La criminalisation de l’écocide doit être envisagée dans le contexte de la criminalité environnementale. L’écocide peut être défini comme la destruction délibérée et permanente de l’environnement, qui doit être considérée comme la variante écologique du génocide. Parmi les exemples modernes d’écocide, citons la fuite de la plate-forme Deepwater Horizon en 2010, l’exploitation minière des fonds marins et la déforestation massive de la forêt amazonienne.

Crime de droit pénal international ?

Depuis un certain temps déjà, des parties prenantes militent pour que la Cour pénale internationale de La Haye adopte une loi internationale sur l’écocide et le criminalise.
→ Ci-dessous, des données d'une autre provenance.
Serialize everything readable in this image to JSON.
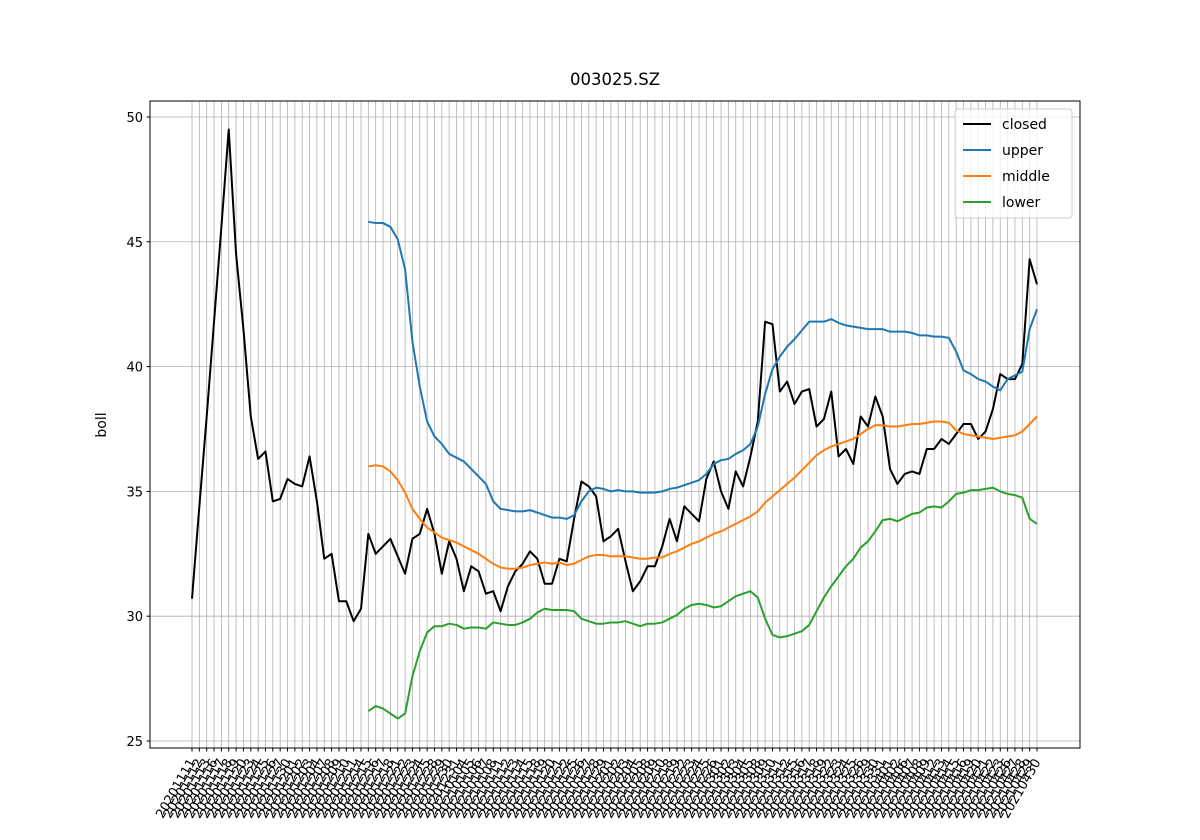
{
  "chart_data": {
    "type": "line",
    "title": "003025.SZ",
    "y_label": "boll",
    "categories": [
      "20201111",
      "20201112",
      "20201113",
      "20201116",
      "20201117",
      "20201118",
      "20201119",
      "20201120",
      "20201123",
      "20201124",
      "20201125",
      "20201126",
      "20201127",
      "20201130",
      "20201201",
      "20201202",
      "20201203",
      "20201204",
      "20201207",
      "20201208",
      "20201209",
      "20201210",
      "20201211",
      "20201214",
      "20201215",
      "20201216",
      "20201217",
      "20201218",
      "20201221",
      "20201222",
      "20201223",
      "20201224",
      "20201225",
      "20201228",
      "20201229",
      "20201230",
      "20201231",
      "20210104",
      "20210105",
      "20210106",
      "20210107",
      "20210108",
      "20210111",
      "20210112",
      "20210113",
      "20210114",
      "20210115",
      "20210118",
      "20210119",
      "20210120",
      "20210121",
      "20210122",
      "20210125",
      "20210126",
      "20210127",
      "20210128",
      "20210129",
      "20210201",
      "20210202",
      "20210203",
      "20210204",
      "20210205",
      "20210208",
      "20210209",
      "20210210",
      "20210218",
      "20210219",
      "20210222",
      "20210223",
      "20210224",
      "20210225",
      "20210226",
      "20210301",
      "20210302",
      "20210303",
      "20210304",
      "20210305",
      "20210308",
      "20210309",
      "20210310",
      "20210311",
      "20210312",
      "20210315",
      "20210316",
      "20210317",
      "20210318",
      "20210319",
      "20210322",
      "20210323",
      "20210324",
      "20210325",
      "20210326",
      "20210329",
      "20210330",
      "20210331",
      "20210401",
      "20210402",
      "20210406",
      "20210407",
      "20210408",
      "20210409",
      "20210412",
      "20210413",
      "20210414",
      "20210415",
      "20210416",
      "20210419",
      "20210420",
      "20210421",
      "20210422",
      "20210423",
      "20210426",
      "20210427",
      "20210428",
      "20210429",
      "20210430"
    ],
    "series": [
      {
        "name": "closed",
        "color": "#000000",
        "values": [
          30.7,
          34.4,
          38.0,
          41.8,
          45.6,
          49.5,
          44.5,
          41.5,
          38.0,
          36.3,
          36.6,
          34.6,
          34.7,
          35.5,
          35.3,
          35.2,
          36.4,
          34.6,
          32.3,
          32.5,
          30.6,
          30.6,
          29.8,
          30.3,
          33.3,
          32.5,
          32.8,
          33.1,
          32.4,
          31.7,
          33.1,
          33.3,
          34.3,
          33.3,
          31.7,
          33.0,
          32.3,
          31.0,
          32.0,
          31.8,
          30.9,
          31.0,
          30.2,
          31.2,
          31.8,
          32.1,
          32.6,
          32.3,
          31.3,
          31.3,
          32.3,
          32.2,
          33.9,
          35.4,
          35.2,
          34.8,
          33.0,
          33.2,
          33.5,
          32.2,
          31.0,
          31.4,
          32.0,
          32.0,
          32.8,
          33.9,
          33.0,
          34.4,
          34.1,
          33.8,
          35.5,
          36.2,
          35.0,
          34.3,
          35.8,
          35.2,
          36.4,
          37.8,
          41.8,
          41.7,
          39.0,
          39.4,
          38.5,
          39.0,
          39.1,
          37.6,
          37.9,
          39.0,
          36.4,
          36.7,
          36.1,
          38.0,
          37.6,
          38.8,
          38.0,
          35.9,
          35.3,
          35.7,
          35.8,
          35.7,
          36.7,
          36.7,
          37.1,
          36.9,
          37.3,
          37.7,
          37.7,
          37.1,
          37.4,
          38.3,
          39.7,
          39.5,
          39.5,
          40.1,
          44.3,
          43.3
        ]
      },
      {
        "name": "upper",
        "color": "#1f77b4",
        "values": [
          null,
          null,
          null,
          null,
          null,
          null,
          null,
          null,
          null,
          null,
          null,
          null,
          null,
          null,
          null,
          null,
          null,
          null,
          null,
          null,
          null,
          null,
          null,
          null,
          45.8,
          45.75,
          45.75,
          45.6,
          45.1,
          43.9,
          41.0,
          39.2,
          37.8,
          37.2,
          36.9,
          36.5,
          36.35,
          36.2,
          35.9,
          35.6,
          35.3,
          34.6,
          34.3,
          34.25,
          34.2,
          34.2,
          34.25,
          34.15,
          34.05,
          33.95,
          33.95,
          33.9,
          34.05,
          34.6,
          35.0,
          35.15,
          35.1,
          35.0,
          35.05,
          35.0,
          35.0,
          34.95,
          34.95,
          34.95,
          35.0,
          35.1,
          35.15,
          35.25,
          35.35,
          35.45,
          35.7,
          36.1,
          36.25,
          36.3,
          36.5,
          36.65,
          36.9,
          37.6,
          38.9,
          39.9,
          40.4,
          40.8,
          41.1,
          41.45,
          41.8,
          41.8,
          41.8,
          41.9,
          41.75,
          41.65,
          41.6,
          41.55,
          41.5,
          41.5,
          41.5,
          41.4,
          41.4,
          41.4,
          41.35,
          41.25,
          41.25,
          41.2,
          41.2,
          41.15,
          40.6,
          39.85,
          39.7,
          39.5,
          39.4,
          39.2,
          39.05,
          39.5,
          39.65,
          39.8,
          41.5,
          42.3
        ]
      },
      {
        "name": "middle",
        "color": "#ff7f0e",
        "values": [
          null,
          null,
          null,
          null,
          null,
          null,
          null,
          null,
          null,
          null,
          null,
          null,
          null,
          null,
          null,
          null,
          null,
          null,
          null,
          null,
          null,
          null,
          null,
          null,
          36.0,
          36.05,
          36.0,
          35.8,
          35.45,
          34.95,
          34.3,
          33.9,
          33.55,
          33.35,
          33.15,
          33.05,
          32.95,
          32.8,
          32.65,
          32.5,
          32.3,
          32.1,
          31.95,
          31.9,
          31.9,
          31.95,
          32.05,
          32.1,
          32.15,
          32.1,
          32.15,
          32.05,
          32.1,
          32.25,
          32.4,
          32.45,
          32.45,
          32.4,
          32.4,
          32.4,
          32.35,
          32.3,
          32.3,
          32.35,
          32.35,
          32.5,
          32.6,
          32.75,
          32.9,
          33.0,
          33.15,
          33.3,
          33.4,
          33.55,
          33.7,
          33.85,
          34.0,
          34.2,
          34.55,
          34.8,
          35.05,
          35.3,
          35.55,
          35.85,
          36.15,
          36.45,
          36.65,
          36.8,
          36.9,
          37.0,
          37.1,
          37.3,
          37.5,
          37.65,
          37.65,
          37.6,
          37.6,
          37.65,
          37.7,
          37.7,
          37.75,
          37.8,
          37.8,
          37.75,
          37.45,
          37.3,
          37.25,
          37.2,
          37.15,
          37.1,
          37.15,
          37.2,
          37.25,
          37.4,
          37.7,
          38.0
        ]
      },
      {
        "name": "lower",
        "color": "#2ca02c",
        "values": [
          null,
          null,
          null,
          null,
          null,
          null,
          null,
          null,
          null,
          null,
          null,
          null,
          null,
          null,
          null,
          null,
          null,
          null,
          null,
          null,
          null,
          null,
          null,
          null,
          26.2,
          26.4,
          26.3,
          26.1,
          25.9,
          26.1,
          27.6,
          28.6,
          29.35,
          29.6,
          29.6,
          29.7,
          29.65,
          29.5,
          29.55,
          29.55,
          29.5,
          29.75,
          29.7,
          29.65,
          29.65,
          29.75,
          29.9,
          30.15,
          30.3,
          30.25,
          30.25,
          30.25,
          30.2,
          29.9,
          29.8,
          29.7,
          29.7,
          29.75,
          29.75,
          29.8,
          29.7,
          29.6,
          29.7,
          29.7,
          29.75,
          29.9,
          30.05,
          30.3,
          30.45,
          30.5,
          30.45,
          30.35,
          30.4,
          30.6,
          30.8,
          30.9,
          31.0,
          30.75,
          29.9,
          29.25,
          29.15,
          29.2,
          29.3,
          29.4,
          29.65,
          30.2,
          30.75,
          31.2,
          31.6,
          32.0,
          32.3,
          32.75,
          33.0,
          33.4,
          33.85,
          33.9,
          33.8,
          33.95,
          34.1,
          34.15,
          34.35,
          34.4,
          34.35,
          34.6,
          34.9,
          34.95,
          35.05,
          35.05,
          35.1,
          35.15,
          35.0,
          34.9,
          34.85,
          34.75,
          33.9,
          33.7
        ]
      }
    ],
    "ylim": [
      24.72,
      50.64
    ],
    "yticks": [
      25,
      30,
      35,
      40,
      45,
      50
    ],
    "grid": true,
    "legend": "upper right"
  }
}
En Belgique aussi, des groupes d’intérêt font pression depuis un certain temps pour que l’écocide soit inscrit dans le Code pénal. Vers le milieu de 2021, la Fondation Stop Ecocide, composée de 12 juristes originaires notamment d’Angleterre, du Sénégal, de Samoa et des États-Unis, a rédigé un projet de loi visant à sanctionner pénalement les crimes contre l’environnement et donnant une définition de l’« écocide » afin que les crimes climatiques puissent être punis. L’objectif étant que la loi soit adoptée par la Cour pénale internationale dans un avenir proche.
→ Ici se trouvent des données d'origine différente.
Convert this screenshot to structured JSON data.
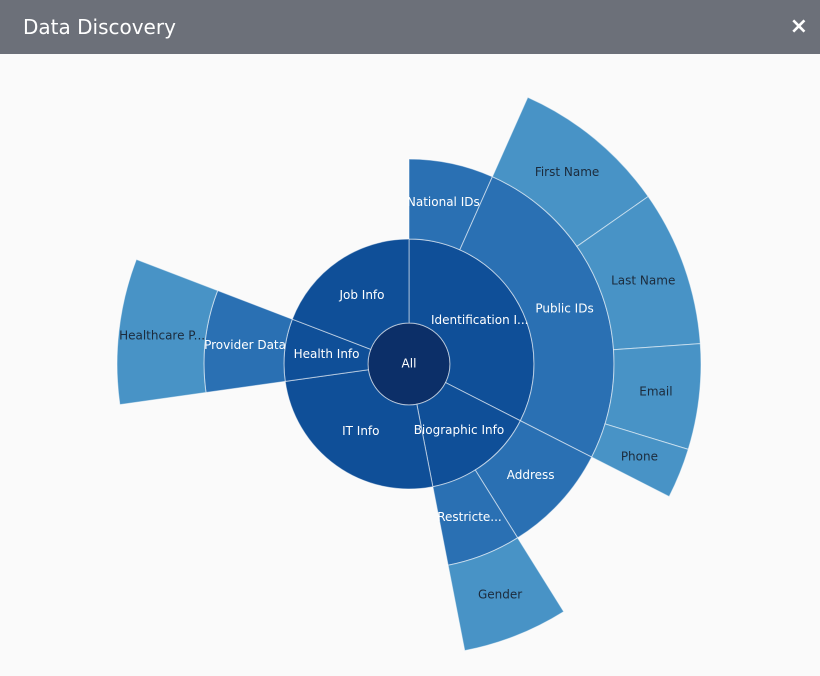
{
  "header": {
    "title": "Data Discovery",
    "close": "×"
  },
  "chart_data": {
    "type": "sunburst",
    "level_colors": [
      "#0c2f68",
      "#0f4f98",
      "#2a70b3",
      "#4893c6"
    ],
    "label_colors": [
      "#ffffff",
      "#ffffff",
      "#ffffff",
      "#1c2b3c"
    ],
    "root": {
      "name": "All",
      "value": 360,
      "children": [
        {
          "name": "Identification I...",
          "value": 117,
          "children": [
            {
              "name": "National IDs",
              "value": 24
            },
            {
              "name": "Public IDs",
              "value": 93,
              "children": [
                {
                  "name": "First Name",
                  "value": 31
                },
                {
                  "name": "Last Name",
                  "value": 31
                },
                {
                  "name": "Email",
                  "value": 21
                },
                {
                  "name": "Phone",
                  "value": 10
                }
              ]
            }
          ]
        },
        {
          "name": "Biographic Info",
          "value": 52,
          "children": [
            {
              "name": "Address",
              "value": 31
            },
            {
              "name": "Restricte...",
              "value": 21,
              "children": [
                {
                  "name": "Gender",
                  "value": 21
                }
              ]
            }
          ]
        },
        {
          "name": "IT Info",
          "value": 93
        },
        {
          "name": "Health Info",
          "value": 29,
          "children": [
            {
              "name": "Provider Data",
              "value": 29,
              "children": [
                {
                  "name": "Healthcare P...",
                  "value": 29
                }
              ]
            }
          ]
        },
        {
          "name": "Job Info",
          "value": 69
        }
      ]
    }
  }
}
S’il n’existe pas encore de loi internationale sur l’écocide, elle peut néanmoins engendrer une législation nationale sur l’écocide. Les pays suivants ont déjà précédé la Belgique : le Vietnam (ce qui n’est peut-être pas surprenant), la Géorgie, l’Arménie, l’Ukraine, le Belarus, la Russie, la Moldavie, le Kazakhstan, le Kirghizstan, le Tadjikistan, l’Ouzbékistan et, depuis le début de l’année dernière, la France. Le Parlement européen a par ailleurs également marqué son intérêt.

Écocide en Belgique

L’« écocide » est l’une des nouvelles formes de criminalité que la réforme du Livre 2 du Code pénal vise à criminaliser en Belgique. Selon le communiqué de presse du 5 novembre 2022, disponible sur news.belgium.be « Est défini comme crime d’écocide, tout crime consistant à commettre délibérément un acte illégal qui cause des dommages graves à grande échelle et durables à l’environnement en sachant que ces dommages sont causés par l’acte ». Ce crime est passible d’une peine d’emprisonnement de 10 à 20 ans.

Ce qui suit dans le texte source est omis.